Ellen Widess has been engaged in public policy from various perspectives throughout her career—regulatory, academic, philanthropic, and advocacy. As Senior Program Officer of the Rosenberg Foundation, Ellen led efforts in philanthropy to strengthen policy advocacy and capacity building of nonprofits advocating for low wage workers, women workers, immigrants’ rights and immigration reform.
Her regulatory work includes directing California’s OSHA program and the Texas Pesticide Program, where she initiated innovative and effective programs to protect the health and safety of workers. As an academic at the University of California, Berkeley and the University of Texas Law School, Ellen inspired students who have been leaders in occupational and environmental health and policy advocacy. In the policy arena, Ellen contributed to improving access to and quality of health for children and leading efforts in California to prevent childhood lead poisoning. She founded and directed Lead Safe California, a non-profit dedicated to building consensus among disparate public and private stakeholders about solutions to prevent childhood and occupational lead poisoning.

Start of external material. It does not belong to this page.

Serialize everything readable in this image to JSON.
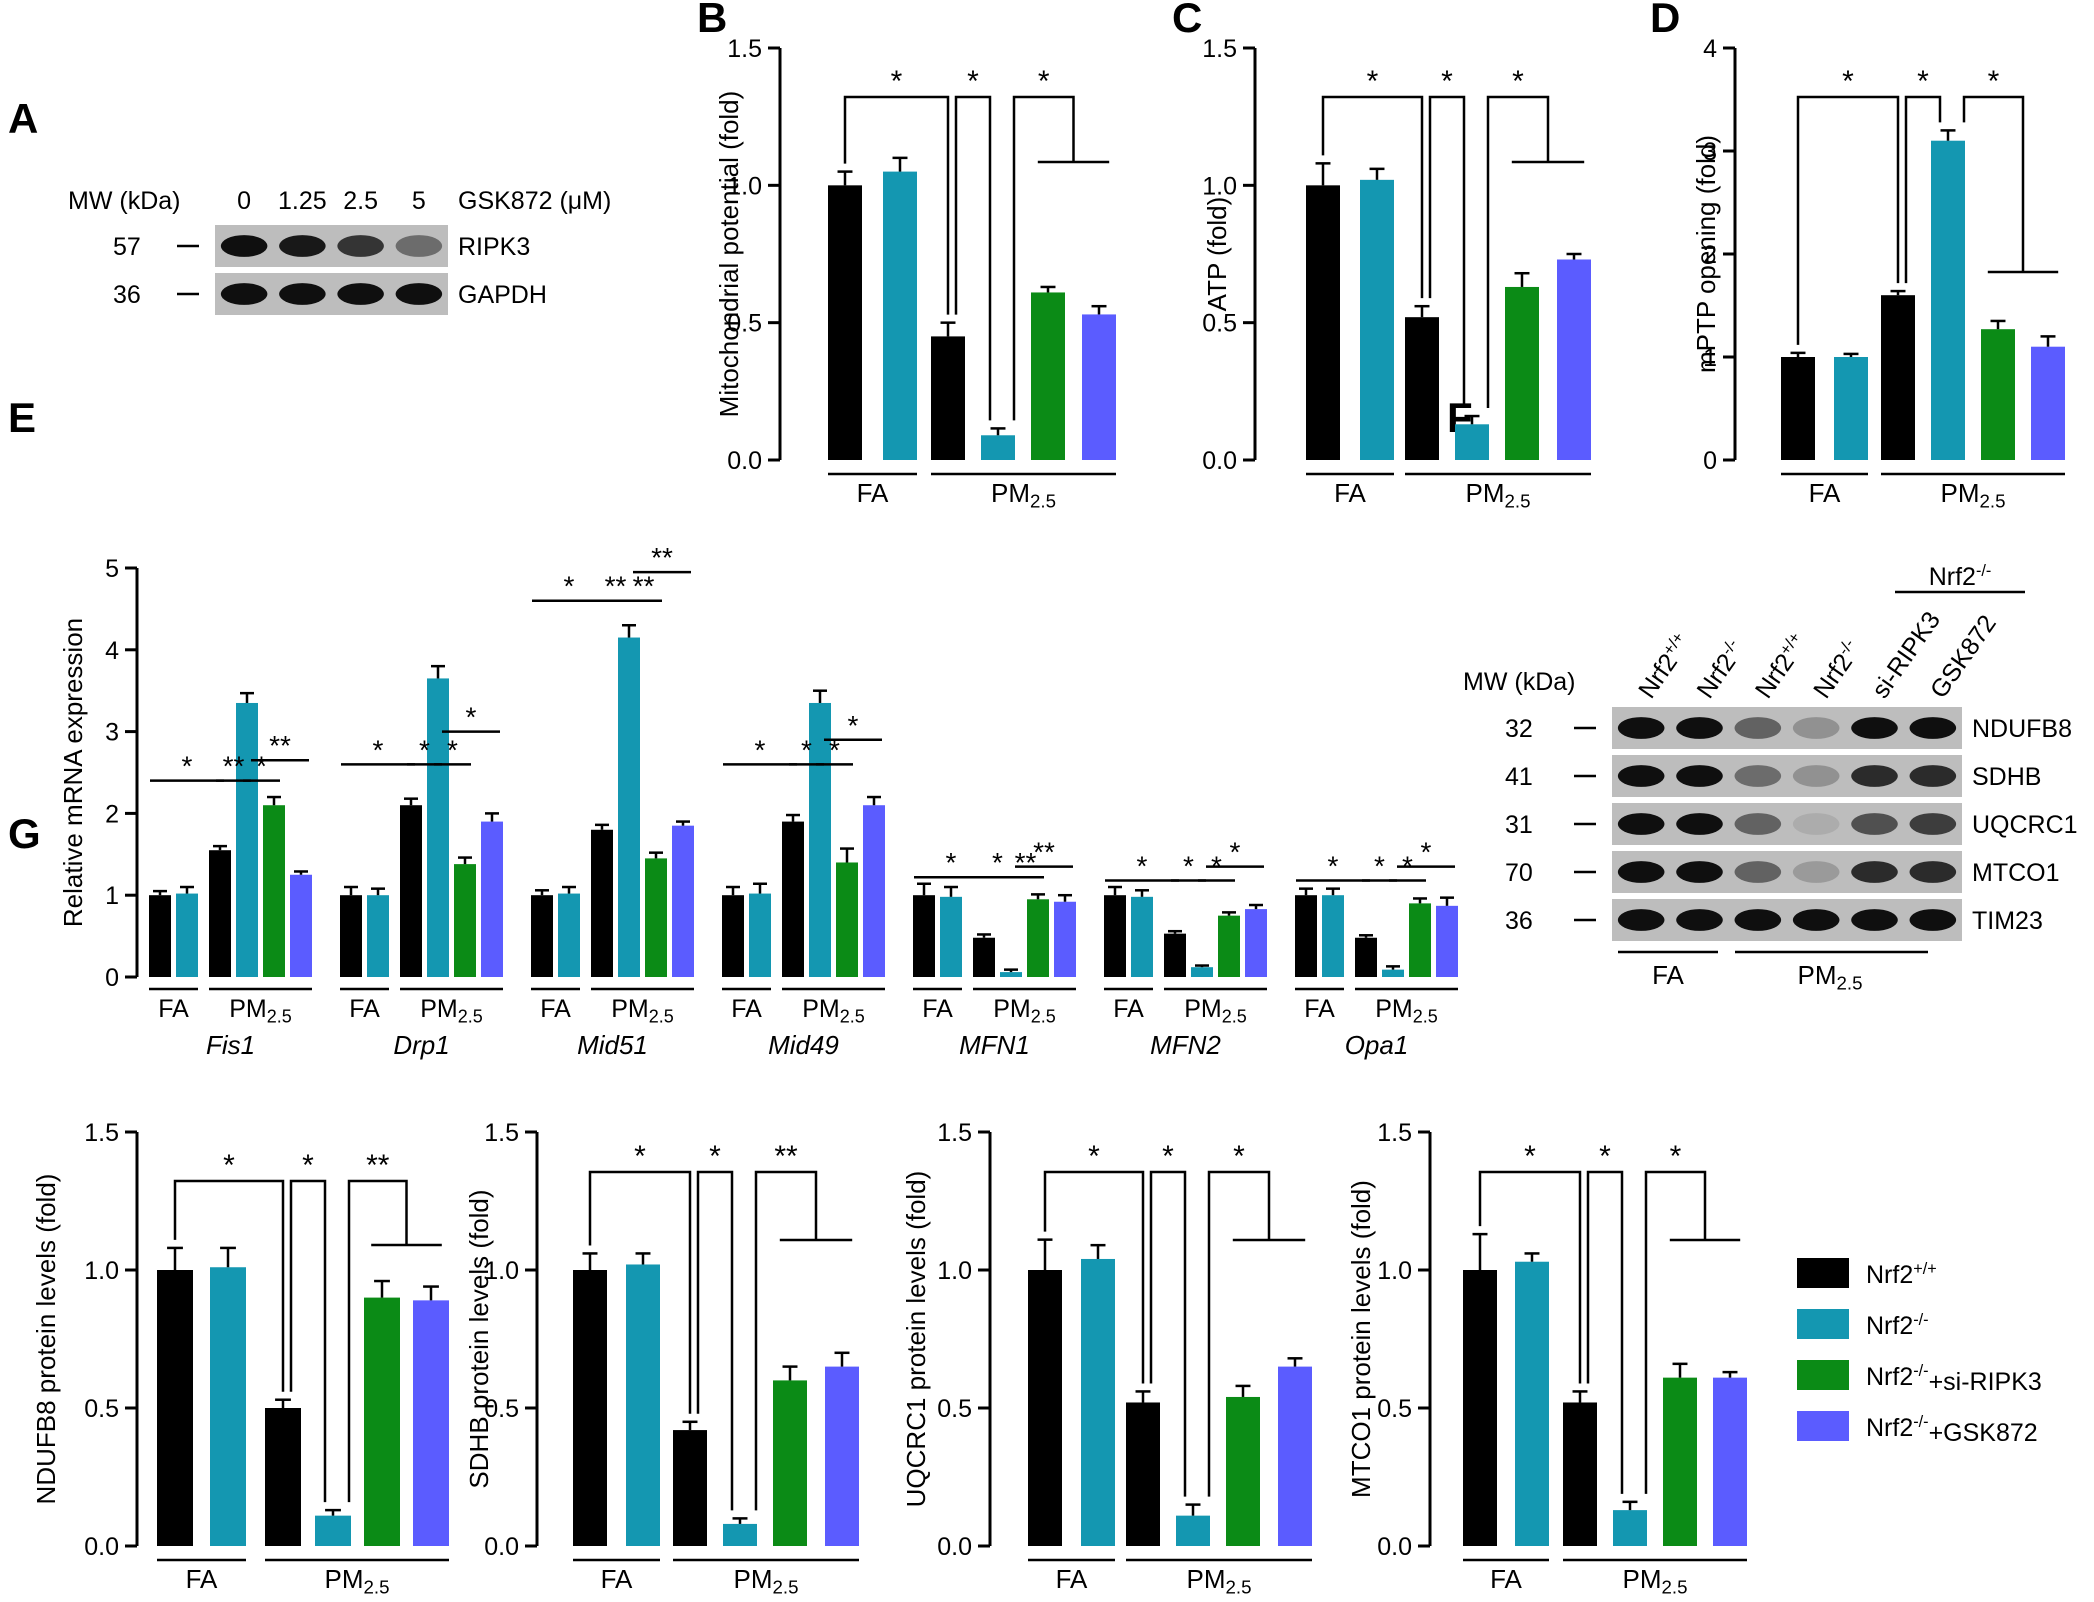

Ellen has served on numerous national and state commissions including the National Academy of Science/Institute of Medicine’s Task Force on Child Labor in the US. She has written extensively on public policy and health. Currently, she serves on the boards of Equal Rights Advocates and Farmworker Justice and the Advisory Council of the Thelton Henderson Center for Social Justice at UC Berkeley Law School.
Ellen received her JD from Boalt Law School, UCB, and BA in history from UC Berkeley.